Foi um velho mago alcoólatra que me revelou a verdade toda. Veja só como são as coisas. Estava eu passando pela calçada, quando Zé Otávio, meu vizinho, falou:
- Eu sei do seu mal. Conheço de perto sua maldição.

Ora ora, fiquei extremamente alarmada, porque com maldição pessoal não se brinca. E eu tão fofinha...com encargos tão sinistramente atrelados à minha existência. Obviamente fiquei inquieta. Resolvi ocupar minha mente com seriados americanos, músicas nordestinas e enigmas orientais. Foi inútil. Aquela sensação de maldição, profunda e totalmente condizente. Sim, Zé Otaviano tinha razão: eu estava almaldiçoada.

Meu cérebro não funcionava com um sincronismo muito louvável, de modo que eu não conseguia pensar em uma saída. Uma frase, uma atitude bombástica. Minha cabeça estava vazia de maiores atividades. Eu só pensava curtinho e de duas em duas horas. Sabia que havia um mago, uma maldição e uns probleminhas de relacionamento entre eu e o mundo. Parece que eu andava causando repulsas. Eu, criatura meiga e fofa, com todos os dentes. Certo.

Fato era que isso tudo me deixava extremamente chocada, pois que sempre fui muito graciosa e elogiada pelos meus familiares e de uma hora pra outra me transformo. Enfim. Dificuldades na absorção da realidade, todos temos esses períodos. Confesso que fiquei deprimida de meu assistente - e possível solucionador do mistério - ser meu vizinho bêbado. Ele andava de bengalas e tinha uma fala truncada. O que esperamos de um sábio moderno? No mínimo, é um professor universitário, respeitador das regras de regência, advérbios super invariáveis, conhecedor de cálculos, fazedor de integrais. Mas não. Não. E isso já me deixava arrasada, perceba que a minha estória de vida começava a se transformar em um conto tosco.

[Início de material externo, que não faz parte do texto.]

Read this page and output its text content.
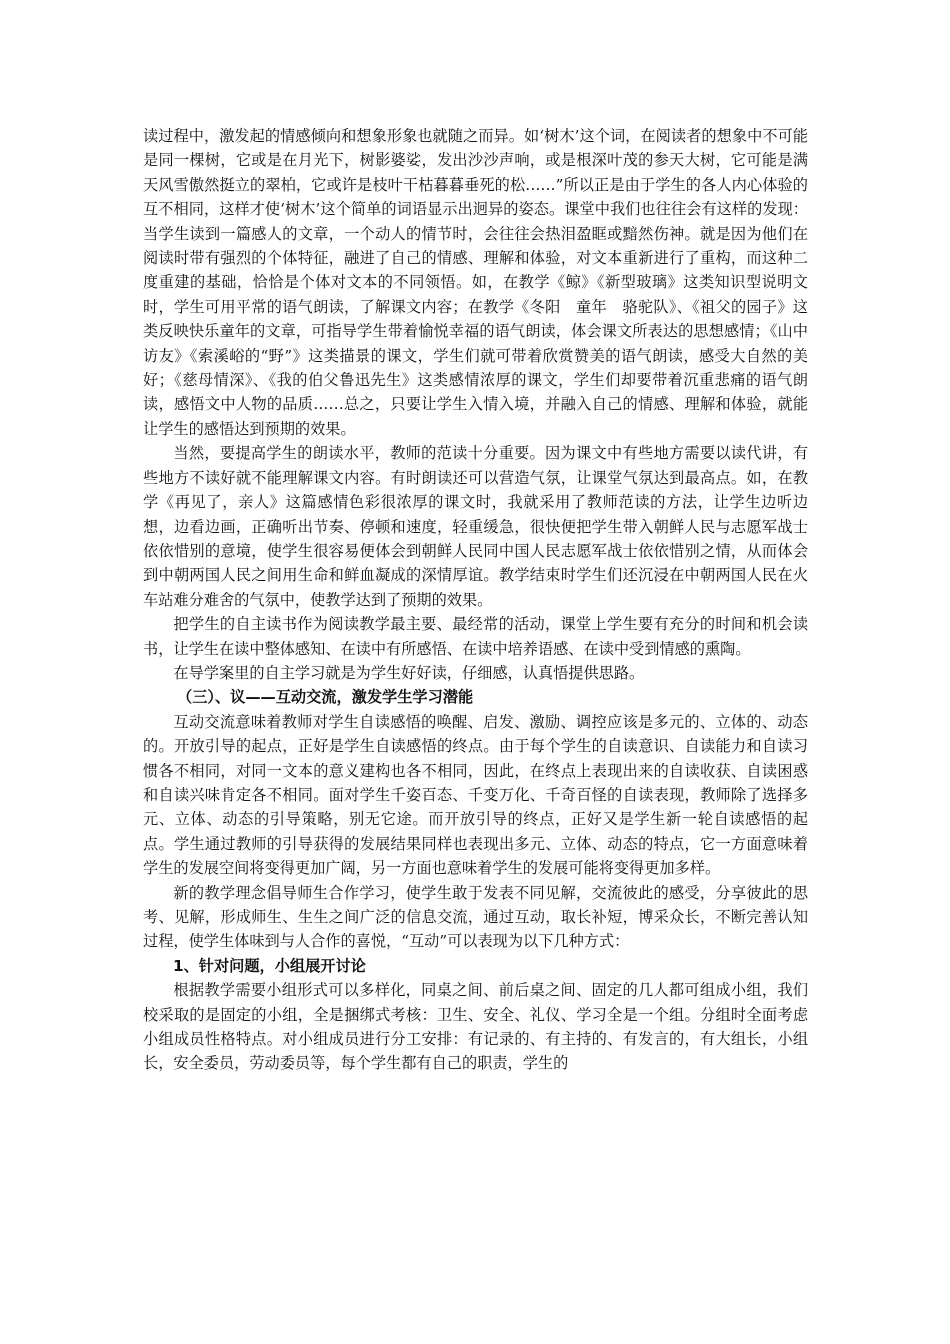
读过程中，激发起的情感倾向和想象形象也就随之而异。如‘树木’这个词，在阅读者的想象中不可能是同一棵树，它或是在月光下，树影婆娑，发出沙沙声响，或是根深叶茂的参天大树，它可能是满天风雪傲然挺立的翠柏，它或许是枝叶干枯暮暮垂死的松……”所以正是由于学生的各人内心体验的互不相同，这样才使‘树木’这个简单的词语显示出迥异的姿态。课堂中我们也往往会有这样的发现：当学生读到一篇感人的文章，一个动人的情节时，会往往会热泪盈眶或黯然伤神。就是因为他们在阅读时带有强烈的个体特征，融进了自己的情感、理解和体验，对文本重新进行了重构，而这种二度重建的基础，恰恰是个体对文本的不同领悟。如，在教学《鲸》《新型玻璃》这类知识型说明文时，学生可用平常的语气朗读，了解课文内容；在教学《冬阳　童年　骆驼队》、《祖父的园子》这类反映快乐童年的文章，可指导学生带着愉悦幸福的语气朗读，体会课文所表达的思想感情；《山中访友》《索溪峪的“野”》这类描景的课文，学生们就可带着欣赏赞美的语气朗读，感受大自然的美好；《慈母情深》、《我的伯父鲁迅先生》这类感情浓厚的课文，学生们却要带着沉重悲痛的语气朗读，感悟文中人物的品质……总之，只要让学生入情入境，并融入自己的情感、理解和体验，就能让学生的感悟达到预期的效果。

当然，要提高学生的朗读水平，教师的范读十分重要。因为课文中有些地方需要以读代讲，有些地方不读好就不能理解课文内容。有时朗读还可以营造气氛，让课堂气氛达到最高点。如，在教学《再见了，亲人》这篇感情色彩很浓厚的课文时，我就采用了教师范读的方法，让学生边听边想，边看边画，正确听出节奏、停顿和速度，轻重缓急，很快便把学生带入朝鲜人民与志愿军战士依依惜别的意境，使学生很容易便体会到朝鲜人民同中国人民志愿军战士依依惜别之情，从而体会到中朝两国人民之间用生命和鲜血凝成的深情厚谊。教学结束时学生们还沉浸在中朝两国人民在火车站难分难舍的气氛中，使教学达到了预期的效果。

把学生的自主读书作为阅读教学最主要、最经常的活动，课堂上学生要有充分的时间和机会读书，让学生在读中整体感知、在读中有所感悟、在读中培养语感、在读中受到情感的熏陶。

在导学案里的自主学习就是为学生好好读，仔细感，认真悟提供思路。

（三）、议——互动交流，激发学生学习潜能

互动交流意味着教师对学生自读感悟的唤醒、启发、激励、调控应该是多元的、立体的、动态的。开放引导的起点，正好是学生自读感悟的终点。由于每个学生的自读意识、自读能力和自读习惯各不相同，对同一文本的意义建构也各不相同，因此，在终点上表现出来的自读收获、自读困惑和自读兴味肯定各不相同。面对学生千姿百态、千变万化、千奇百怪的自读表现，教师除了选择多元、立体、动态的引导策略，别无它途。而开放引导的终点，正好又是学生新一轮自读感悟的起点。学生通过教师的引导获得的发展结果同样也表现出多元、立体、动态的特点，它一方面意味着学生的发展空间将变得更加广阔，另一方面也意味着学生的发展可能将变得更加多样。

新的教学理念倡导师生合作学习，使学生敢于发表不同见解，交流彼此的感受，分享彼此的思考、见解，形成师生、生生之间广泛的信息交流，通过互动，取长补短，博采众长，不断完善认知过程，使学生体味到与人合作的喜悦，“互动”可以表现为以下几种方式：

1、针对问题，小组展开讨论

根据教学需要小组形式可以多样化，同桌之间、前后桌之间、固定的几人都可组成小组，我们校采取的是固定的小组，全是捆绑式考核：卫生、安全、礼仪、学习全是一个组。分组时全面考虑小组成员性格特点。对小组成员进行分工安排：有记录的、有主持的、有发言的，有大组长，小组长，安全委员，劳动委员等，每个学生都有自己的职责，学生的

Sem pensamentos preciosos, gastava a maior parte do dia me dedicando ao sono e à observância do horário eleitoral. Sinceramente, achava que a injustiça que se instalava na minha vida era enorme. E fui ficando aborrecida por um tempo e mais um e mais um, até que se formasse um conjunto quase infinito de tempos, daqueles que nos inquietam e começam a se avolumar. Aquele tempo gordo e enfadado. Admito que fiquei sem escovar os dentes alguns dias e que me entreguei devassamente ao pote de doce de leite. Fiz loucuras. Não me julgue. Bebia pouca água, não tirei o esmalte das minhas unhas e usei o mesmo sutiã por oito dias seguidos.

Em um dia de sol, fui comprar batata palha na mercearia no fim da minha rua. Fui com meu short verde, descombinado com a minha blusa vinho. Usava os chinelos do meu irmão e o cabelo preso como o da Olívia Palito. Fui lá. Eu tinha uma missão: comprar um produto industrializado. O que eu não sabia era que o meu vizinho Zé Zezinho iria sair de trás de uma árvore e golpear minha canela com aquela bengala nojenta.

- O que é isso seu louco?! – eu gritei.
- Um golpe, sua burra. – ele respondeu secamente.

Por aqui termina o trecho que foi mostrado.